Galileo’s practical experiments connected Copernicus’s theory to an underlying physical reality. Ptolemy’s cosmos was not a final scientific truth, but it was a necessary mythology to make sense of the cosmos.
This example and others tell us that model collapse is cultural pathology. It emerges when explanatory frameworks (be they cosmological, theological, artistic, or computational) become recursive without recognising their own closure. In each case, the signs are the same:
In ancient astronomy, the Ptolemaic system became so complex, with epicycles stacked on epicycles, that it eventually collapsed under the weight of its own internal logic.
In medieval theology, Scholasticism spun increasingly subtle distinctions in Aristotelian metaphysics, which reformers diagnosed as a recursive loop detached from experiential grounding.

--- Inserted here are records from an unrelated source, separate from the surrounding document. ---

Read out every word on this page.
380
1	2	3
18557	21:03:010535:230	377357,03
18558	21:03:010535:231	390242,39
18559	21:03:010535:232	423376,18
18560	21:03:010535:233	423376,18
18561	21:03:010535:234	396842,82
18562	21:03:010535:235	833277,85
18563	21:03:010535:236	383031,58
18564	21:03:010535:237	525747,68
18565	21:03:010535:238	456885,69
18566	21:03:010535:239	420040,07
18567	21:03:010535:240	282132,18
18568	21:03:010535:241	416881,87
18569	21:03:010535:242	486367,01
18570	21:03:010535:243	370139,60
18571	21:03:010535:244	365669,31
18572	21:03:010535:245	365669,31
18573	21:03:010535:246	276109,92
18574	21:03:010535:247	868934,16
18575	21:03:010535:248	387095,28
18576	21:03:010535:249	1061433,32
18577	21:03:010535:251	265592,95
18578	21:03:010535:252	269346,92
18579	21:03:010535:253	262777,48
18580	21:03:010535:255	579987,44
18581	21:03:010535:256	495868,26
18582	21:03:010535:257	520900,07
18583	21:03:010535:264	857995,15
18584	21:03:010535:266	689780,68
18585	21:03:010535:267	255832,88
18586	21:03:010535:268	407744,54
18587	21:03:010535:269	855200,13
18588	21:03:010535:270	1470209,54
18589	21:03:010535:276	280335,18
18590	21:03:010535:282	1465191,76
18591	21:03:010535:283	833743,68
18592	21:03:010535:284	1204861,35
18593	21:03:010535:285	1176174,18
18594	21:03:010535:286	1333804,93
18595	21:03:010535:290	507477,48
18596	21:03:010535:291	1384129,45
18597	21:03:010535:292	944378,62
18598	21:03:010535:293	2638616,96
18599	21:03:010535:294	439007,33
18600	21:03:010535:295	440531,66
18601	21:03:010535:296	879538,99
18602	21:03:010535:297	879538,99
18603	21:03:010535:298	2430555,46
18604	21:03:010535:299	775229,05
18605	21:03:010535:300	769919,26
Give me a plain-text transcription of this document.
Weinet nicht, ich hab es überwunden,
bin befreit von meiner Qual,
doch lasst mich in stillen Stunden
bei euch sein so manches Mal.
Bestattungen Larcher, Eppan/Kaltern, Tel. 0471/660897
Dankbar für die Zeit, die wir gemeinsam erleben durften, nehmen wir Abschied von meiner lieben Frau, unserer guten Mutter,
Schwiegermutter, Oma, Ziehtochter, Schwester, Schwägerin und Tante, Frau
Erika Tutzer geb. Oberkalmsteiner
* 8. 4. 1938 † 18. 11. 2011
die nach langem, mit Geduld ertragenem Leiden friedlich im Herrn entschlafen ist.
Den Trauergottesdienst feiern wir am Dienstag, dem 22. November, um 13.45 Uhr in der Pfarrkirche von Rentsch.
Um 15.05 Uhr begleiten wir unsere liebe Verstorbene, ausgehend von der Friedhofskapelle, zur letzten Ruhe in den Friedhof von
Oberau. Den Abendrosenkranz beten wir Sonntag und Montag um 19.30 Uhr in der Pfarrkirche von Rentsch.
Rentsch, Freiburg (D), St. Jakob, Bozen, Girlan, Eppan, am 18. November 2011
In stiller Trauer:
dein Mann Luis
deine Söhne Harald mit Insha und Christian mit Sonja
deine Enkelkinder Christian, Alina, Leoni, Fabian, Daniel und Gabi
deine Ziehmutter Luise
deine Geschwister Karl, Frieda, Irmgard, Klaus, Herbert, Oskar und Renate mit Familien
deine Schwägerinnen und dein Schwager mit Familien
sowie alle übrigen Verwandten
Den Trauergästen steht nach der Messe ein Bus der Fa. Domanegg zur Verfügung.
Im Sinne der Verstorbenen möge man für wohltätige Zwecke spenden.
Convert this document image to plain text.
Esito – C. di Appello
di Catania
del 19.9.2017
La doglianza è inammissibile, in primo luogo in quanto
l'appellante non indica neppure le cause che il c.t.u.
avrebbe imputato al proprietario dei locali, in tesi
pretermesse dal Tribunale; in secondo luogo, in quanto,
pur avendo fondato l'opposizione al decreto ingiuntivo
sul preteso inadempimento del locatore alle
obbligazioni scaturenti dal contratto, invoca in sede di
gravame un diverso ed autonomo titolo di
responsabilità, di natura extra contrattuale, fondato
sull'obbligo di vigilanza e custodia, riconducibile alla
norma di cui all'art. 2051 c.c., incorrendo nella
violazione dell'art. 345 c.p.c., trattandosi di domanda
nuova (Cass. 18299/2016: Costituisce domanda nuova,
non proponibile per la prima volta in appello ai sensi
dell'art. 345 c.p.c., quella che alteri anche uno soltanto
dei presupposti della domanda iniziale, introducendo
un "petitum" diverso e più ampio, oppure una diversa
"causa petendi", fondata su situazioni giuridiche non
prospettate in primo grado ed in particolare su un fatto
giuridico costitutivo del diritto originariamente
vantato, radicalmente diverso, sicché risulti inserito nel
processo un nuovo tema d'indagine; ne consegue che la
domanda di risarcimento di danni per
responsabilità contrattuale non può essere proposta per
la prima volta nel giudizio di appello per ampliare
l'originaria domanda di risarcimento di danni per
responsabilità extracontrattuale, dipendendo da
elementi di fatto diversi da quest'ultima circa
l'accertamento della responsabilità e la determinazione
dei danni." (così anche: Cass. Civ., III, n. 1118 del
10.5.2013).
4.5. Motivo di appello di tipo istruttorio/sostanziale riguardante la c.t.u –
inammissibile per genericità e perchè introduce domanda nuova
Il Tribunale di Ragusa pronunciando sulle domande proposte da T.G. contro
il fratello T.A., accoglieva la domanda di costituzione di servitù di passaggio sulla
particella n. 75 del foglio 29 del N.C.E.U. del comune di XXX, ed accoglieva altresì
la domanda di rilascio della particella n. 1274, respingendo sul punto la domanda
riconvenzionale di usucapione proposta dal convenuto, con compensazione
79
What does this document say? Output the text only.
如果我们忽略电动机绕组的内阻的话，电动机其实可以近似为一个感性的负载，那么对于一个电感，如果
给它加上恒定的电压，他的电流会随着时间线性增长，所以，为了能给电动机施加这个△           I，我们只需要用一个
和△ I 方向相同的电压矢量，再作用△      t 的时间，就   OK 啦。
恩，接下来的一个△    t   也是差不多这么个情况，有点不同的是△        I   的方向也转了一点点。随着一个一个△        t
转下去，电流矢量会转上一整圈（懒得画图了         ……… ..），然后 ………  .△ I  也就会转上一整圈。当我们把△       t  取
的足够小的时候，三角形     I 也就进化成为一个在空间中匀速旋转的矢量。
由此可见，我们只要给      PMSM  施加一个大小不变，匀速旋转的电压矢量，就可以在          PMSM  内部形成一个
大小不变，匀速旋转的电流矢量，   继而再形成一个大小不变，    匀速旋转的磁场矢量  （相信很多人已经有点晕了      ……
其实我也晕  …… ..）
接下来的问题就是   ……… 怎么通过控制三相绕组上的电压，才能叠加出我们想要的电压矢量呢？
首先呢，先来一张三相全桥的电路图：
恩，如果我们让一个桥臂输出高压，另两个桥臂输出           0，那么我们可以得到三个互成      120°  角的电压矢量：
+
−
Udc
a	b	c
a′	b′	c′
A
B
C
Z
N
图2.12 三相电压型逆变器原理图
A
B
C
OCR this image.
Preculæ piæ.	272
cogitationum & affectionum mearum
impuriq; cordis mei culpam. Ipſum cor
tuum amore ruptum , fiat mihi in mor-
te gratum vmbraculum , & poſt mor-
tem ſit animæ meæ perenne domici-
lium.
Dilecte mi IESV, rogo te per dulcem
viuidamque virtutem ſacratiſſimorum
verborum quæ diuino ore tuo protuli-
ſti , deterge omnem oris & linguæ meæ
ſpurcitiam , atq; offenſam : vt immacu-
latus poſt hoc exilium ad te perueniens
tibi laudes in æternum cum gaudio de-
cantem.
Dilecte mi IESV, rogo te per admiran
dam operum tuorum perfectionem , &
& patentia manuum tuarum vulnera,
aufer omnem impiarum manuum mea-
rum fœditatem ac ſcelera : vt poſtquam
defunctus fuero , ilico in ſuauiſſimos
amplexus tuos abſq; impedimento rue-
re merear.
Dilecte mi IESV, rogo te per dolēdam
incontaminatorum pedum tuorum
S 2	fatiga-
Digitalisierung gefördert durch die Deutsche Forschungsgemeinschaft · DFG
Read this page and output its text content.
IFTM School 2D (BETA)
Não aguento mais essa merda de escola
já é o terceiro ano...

In Renaissance art, Mannerism mimicked and magnified the styles of the High Renaissance. It turned the visual language of naturalism into stylised abstraction that some said was too far from the world.
In modern computing, model collapse is a fear born from a similar structure. It holds that AI models trained on AI outputs will spiral into self-reference, losing the diversity and grounding once present in human data.
Collapse is about forgetting what the model was originally for. A model breaks when its internal structure becomes so dominant that contradiction, novelty, or reality itself can no longer puncture it.
This is why model collapse is unlikely to pose trouble for the AI project. Developers know what the feedback loop for building resilient systems looks like. They are aware of the the pain points, the need for grounding mechanisms, and the most appropriate way to mix synthetic and real examples to avoid self-reinforcing drift.
Collapse is about a failure to distinguish between imitation and insight, reflection and source, and map and territory. It happens when we forget. When we forget to check our models against the world, when a system forgets its purpose, and when we forget to question our assumptions.